For the fourth time Galerie Barbara Weiss is presenting a solo show by Heike Baranowsky. This includes new films and photogravures and a montage of images across a whole wall.
Heike Baranowsky visited China in 2005 and 2006. She made several films on life in China less through a narrative of the everyday, but rather by showing the everyday in its own deceptive way of suggesting objectivity.
The imprecise middle ground between alleged objectivity and voyeurism, which sets free culturally tinged associations, frequently leads to a falsification of an interpretation of a given situation. This is the case in the film Intervall (2006), in which a megaphone is seen on a chair in the open air and a loud litany of words is heard in the language that is so foreign to Western ears. The listener may assume that this is a case of propaganda or indoctrination, or the repeated chants at a demonstration. This is a common interpretation, but it is fundamentally wrong, for what we hear in this case is the menu of a nearby restaurant.

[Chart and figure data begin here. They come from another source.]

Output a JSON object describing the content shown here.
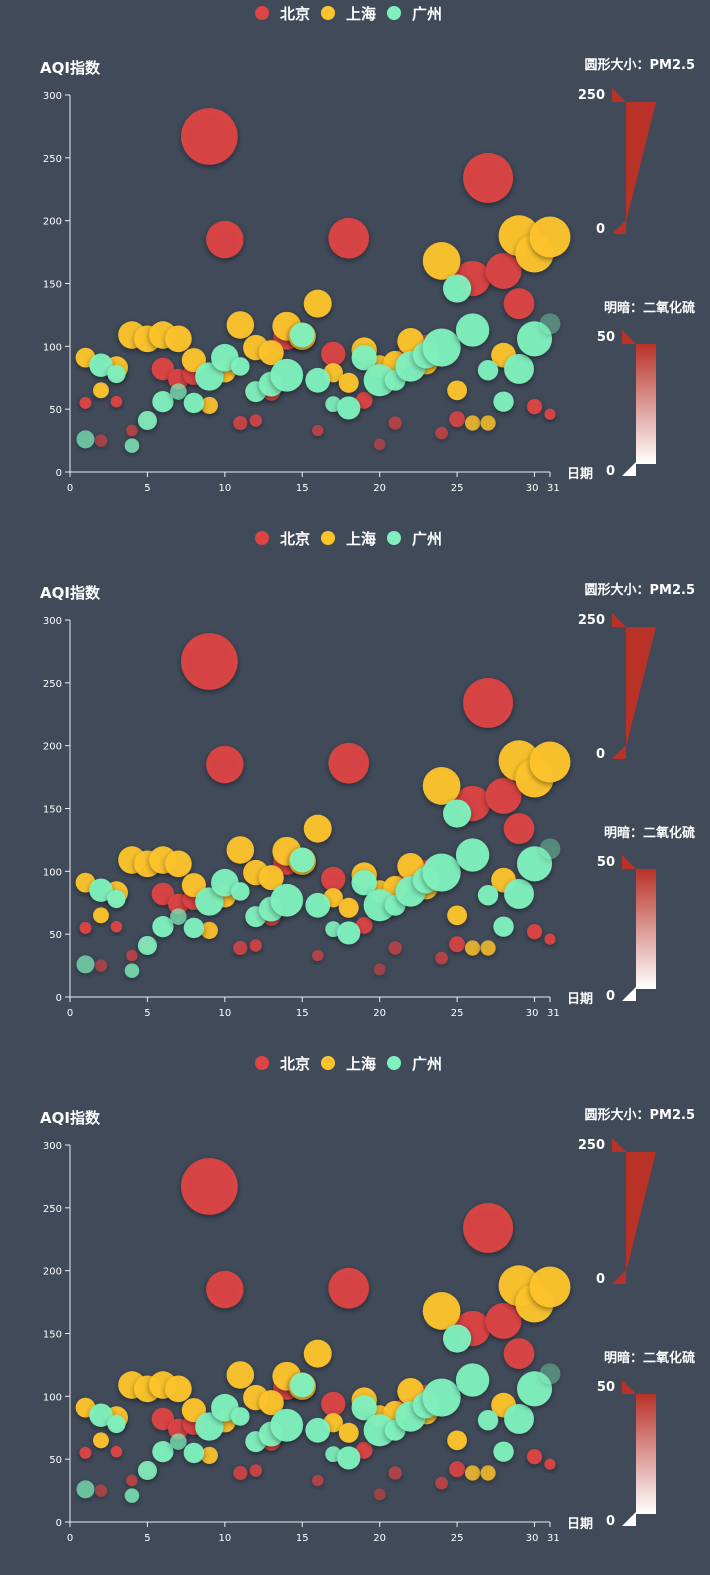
{
  "colors": {
    "background": "#404a59",
    "beijing": "#dd4444",
    "shanghai": "#fec42c",
    "guangzhou": "#80f1be",
    "size_visual": "#b83228"
  },
  "chart_data": {
    "type": "scatter",
    "subtype": "bubble",
    "repeat_count": 3,
    "legend": {
      "position": "top-center",
      "items": [
        "北京",
        "上海",
        "广州"
      ]
    },
    "ylabel": "AQI指数",
    "xlabel": "日期",
    "x_ticks": [
      0,
      5,
      10,
      15,
      20,
      25,
      30,
      31
    ],
    "y_ticks": [
      0,
      50,
      100,
      150,
      200,
      250,
      300
    ],
    "xlim": [
      0,
      31
    ],
    "ylim": [
      0,
      300
    ],
    "size_visual": {
      "title": "圆形大小：PM2.5",
      "max_label": "250",
      "min_label": "0"
    },
    "opacity_visual": {
      "title": "明暗：二氧化硫",
      "max_label": "50",
      "min_label": "0"
    },
    "series": [
      {
        "name": "北京",
        "points": [
          [
            1,
            55,
            9,
            56
          ],
          [
            2,
            25,
            11,
            21
          ],
          [
            3,
            56,
            7,
            63
          ],
          [
            4,
            33,
            7,
            29
          ],
          [
            5,
            42,
            24,
            44
          ],
          [
            6,
            82,
            58,
            90
          ],
          [
            7,
            74,
            49,
            77
          ],
          [
            8,
            78,
            55,
            80
          ],
          [
            9,
            267,
            216,
            280
          ],
          [
            10,
            185,
            127,
            216
          ],
          [
            11,
            39,
            19,
            38
          ],
          [
            12,
            41,
            11,
            40
          ],
          [
            13,
            64,
            38,
            74
          ],
          [
            14,
            108,
            79,
            120
          ],
          [
            15,
            108,
            63,
            116
          ],
          [
            16,
            33,
            6,
            29
          ],
          [
            17,
            94,
            66,
            110
          ],
          [
            18,
            186,
            142,
            192
          ],
          [
            19,
            57,
            31,
            54
          ],
          [
            20,
            22,
            8,
            17
          ],
          [
            21,
            39,
            15,
            27
          ],
          [
            22,
            94,
            69,
            114
          ],
          [
            23,
            99,
            73,
            110
          ],
          [
            24,
            31,
            12,
            30
          ],
          [
            25,
            42,
            27,
            43
          ],
          [
            26,
            154,
            117,
            157
          ],
          [
            27,
            234,
            185,
            230
          ],
          [
            28,
            160,
            120,
            186
          ],
          [
            29,
            134,
            96,
            165
          ],
          [
            30,
            52,
            24,
            60
          ],
          [
            31,
            46,
            5,
            49
          ]
        ]
      },
      {
        "name": "上海",
        "points": [
          [
            1,
            91,
            45,
            125
          ],
          [
            2,
            65,
            27,
            78
          ],
          [
            3,
            83,
            60,
            84
          ],
          [
            4,
            109,
            81,
            121
          ],
          [
            5,
            106,
            77,
            114
          ],
          [
            6,
            109,
            81,
            121
          ],
          [
            7,
            106,
            77,
            114
          ],
          [
            8,
            89,
            65,
            78
          ],
          [
            9,
            53,
            33,
            47
          ],
          [
            10,
            80,
            55,
            80
          ],
          [
            11,
            117,
            81,
            124
          ],
          [
            12,
            99,
            71,
            142
          ],
          [
            13,
            95,
            69,
            130
          ],
          [
            14,
            116,
            87,
            131
          ],
          [
            15,
            108,
            80,
            121
          ],
          [
            16,
            134,
            83,
            167
          ],
          [
            17,
            79,
            43,
            107
          ],
          [
            18,
            71,
            46,
            89
          ],
          [
            19,
            97,
            71,
            113
          ],
          [
            20,
            84,
            57,
            91
          ],
          [
            21,
            87,
            63,
            101
          ],
          [
            22,
            104,
            77,
            119
          ],
          [
            23,
            87,
            62,
            100
          ],
          [
            24,
            168,
            128,
            172
          ],
          [
            25,
            65,
            45,
            51
          ],
          [
            26,
            39,
            24,
            38
          ],
          [
            27,
            39,
            24,
            38
          ],
          [
            28,
            93,
            68,
            96
          ],
          [
            29,
            188,
            143,
            197
          ],
          [
            30,
            174,
            131,
            174
          ],
          [
            31,
            187,
            143,
            201
          ]
        ]
      },
      {
        "name": "广州",
        "points": [
          [
            1,
            26,
            37,
            27
          ],
          [
            2,
            85,
            62,
            71
          ],
          [
            3,
            78,
            38,
            74
          ],
          [
            4,
            21,
            21,
            36
          ],
          [
            5,
            41,
            42,
            46
          ],
          [
            6,
            56,
            52,
            69
          ],
          [
            7,
            64,
            30,
            28
          ],
          [
            8,
            55,
            48,
            74
          ],
          [
            9,
            76,
            85,
            113
          ],
          [
            10,
            91,
            81,
            104
          ],
          [
            11,
            84,
            39,
            60
          ],
          [
            12,
            64,
            51,
            101
          ],
          [
            13,
            70,
            69,
            120
          ],
          [
            14,
            77,
            105,
            178
          ],
          [
            15,
            109,
            68,
            87
          ],
          [
            16,
            73,
            68,
            97
          ],
          [
            17,
            54,
            27,
            47
          ],
          [
            18,
            51,
            61,
            97
          ],
          [
            19,
            91,
            71,
            121
          ],
          [
            20,
            73,
            102,
            182
          ],
          [
            21,
            73,
            50,
            76
          ],
          [
            22,
            84,
            94,
            140
          ],
          [
            23,
            93,
            77,
            104
          ],
          [
            24,
            99,
            130,
            227
          ],
          [
            25,
            146,
            84,
            139
          ],
          [
            26,
            113,
            108,
            137
          ],
          [
            27,
            81,
            48,
            62
          ],
          [
            28,
            56,
            48,
            68
          ],
          [
            29,
            82,
            92,
            174
          ],
          [
            30,
            106,
            116,
            188
          ],
          [
            31,
            118,
            50,
            0
          ]
        ]
      }
    ]
  }
}
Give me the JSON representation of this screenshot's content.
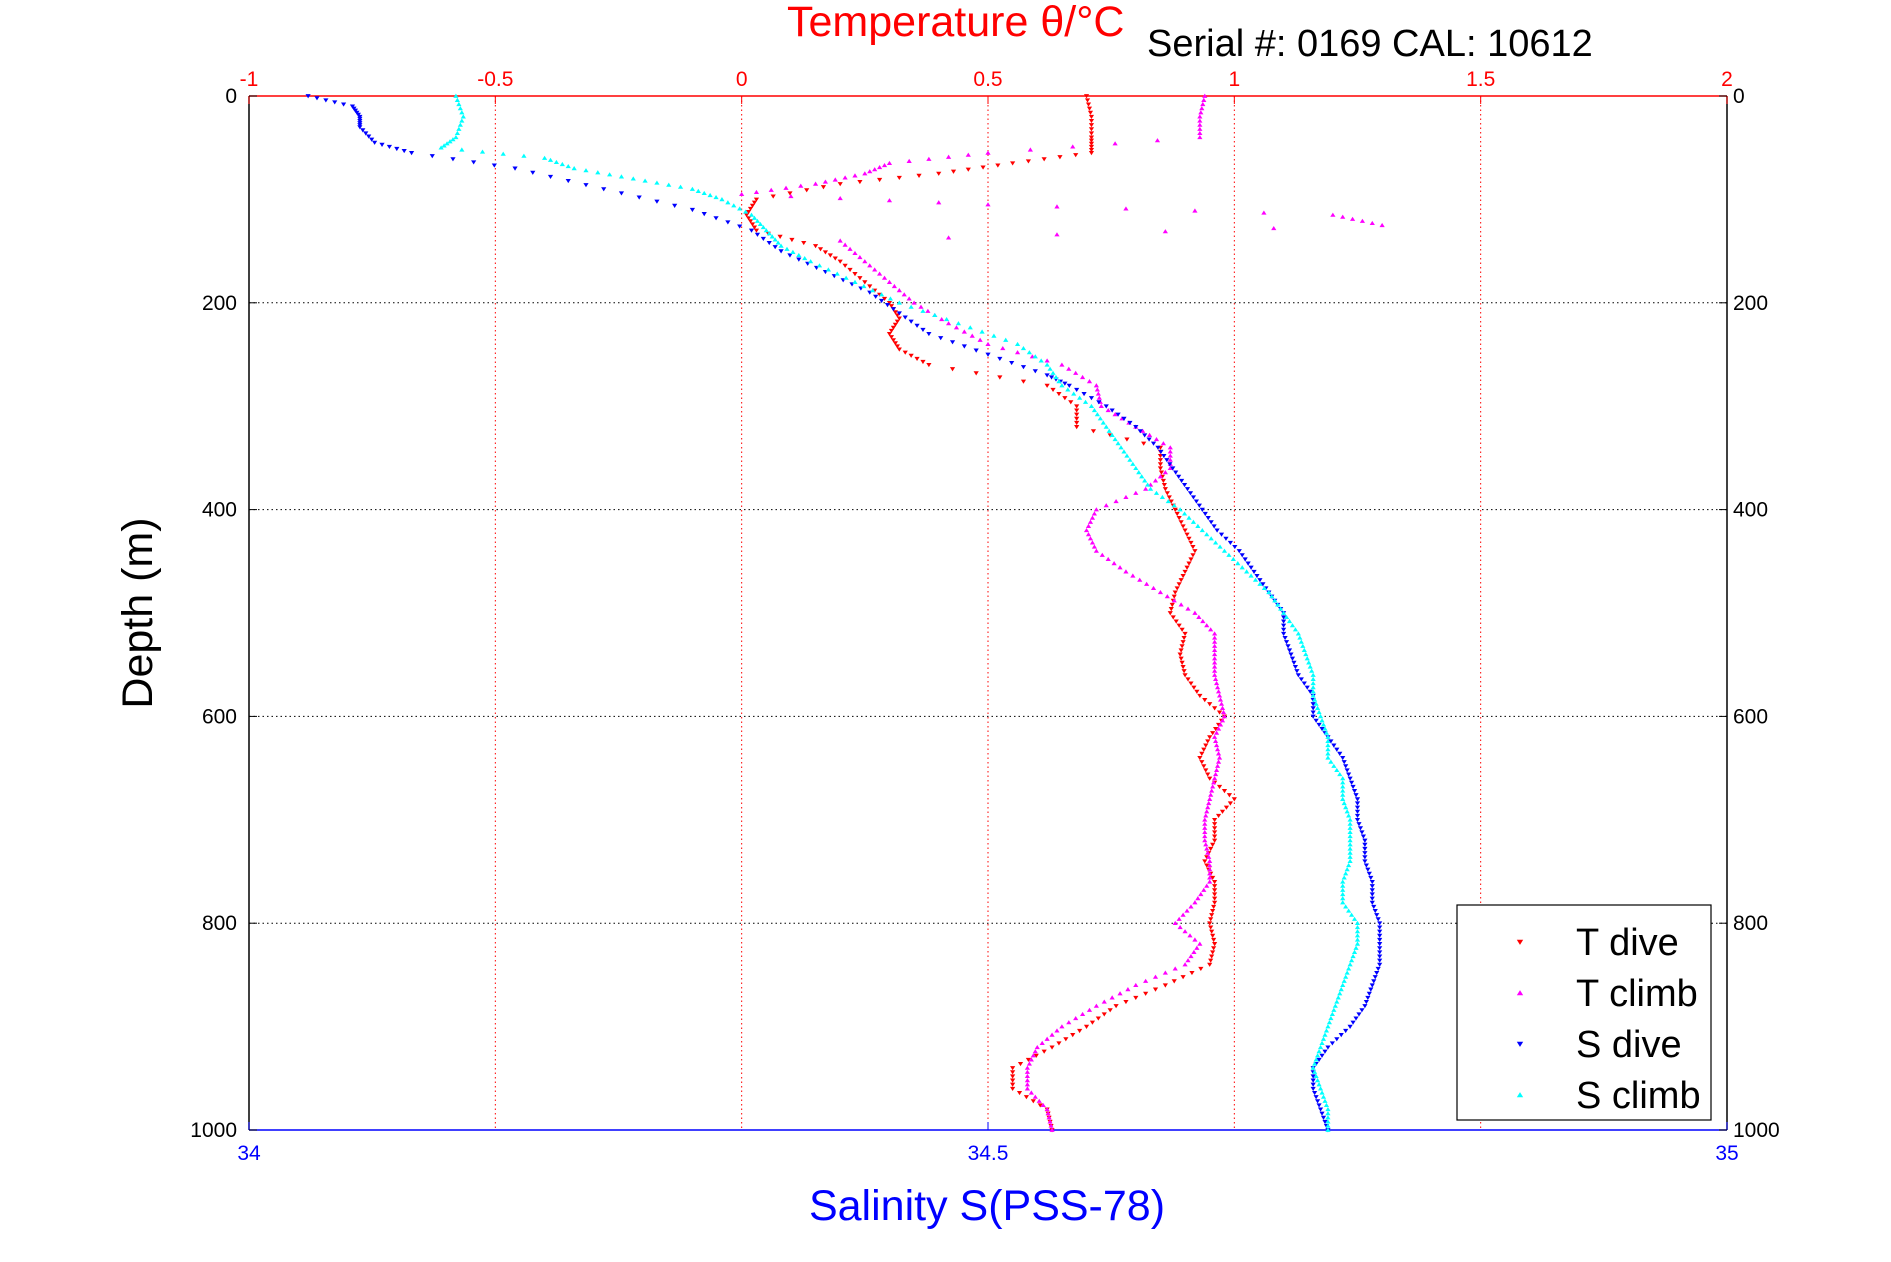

A narrative moment is produced on a secondary level through the soundtrack, which frequently does not correlate with the image. This kind of sound collage creates an inner world that withdraws from the reality of the image. Sound opens up a static situation in which the space becomes visually restricted as if on a stage, as in CUE 1 (2006), a work that only superficially seems to raise questions about staging or the quiet observation of a seemingly everyday scene. People are going about their business; children are playing or posing for the camera. What is seen from a fixed standpoint is alienated by the incongruity of the sound, indicating something which has nothing to do with the situation in question – in this case it is the sound of traditional musical instruments. Heike Baranowsky captures situations in Chinese everyday life, as in her sixteen-minute film projection T Square (2006), which she made together with Waszem Khan (camera: Volker Gläser). The film operates with a hardly perceptible and slow and regular zoom in on Beijing’s Tiananmen Square, where the evening ritual of lowering the state flag is in progress. The transition from a city panorama to the action at this historically and politically charged location is accompanied by a change in atmosphere, both through the onset of darkness and a shift in perception from mere viewing to observing.
The Western view of China is primarily determined by media reports about a country negotiating Maoist restrictions and global openness, about a state with a remarkable rate of economic growth, and not least images of the massacre on Tiananmen Square now more than fifteen years ago. This is a Western view, which Heike Baranowsky investigates and alienates through processes of manipulation. She demands a second view, which breaks through both static observation and permanent motion, and thereby distorts and expands accepted reception strategies of the visual.
Heike Baranowsky was born in 1966 in Augsburg. She lives and works in Berlin and Bergen (Norway).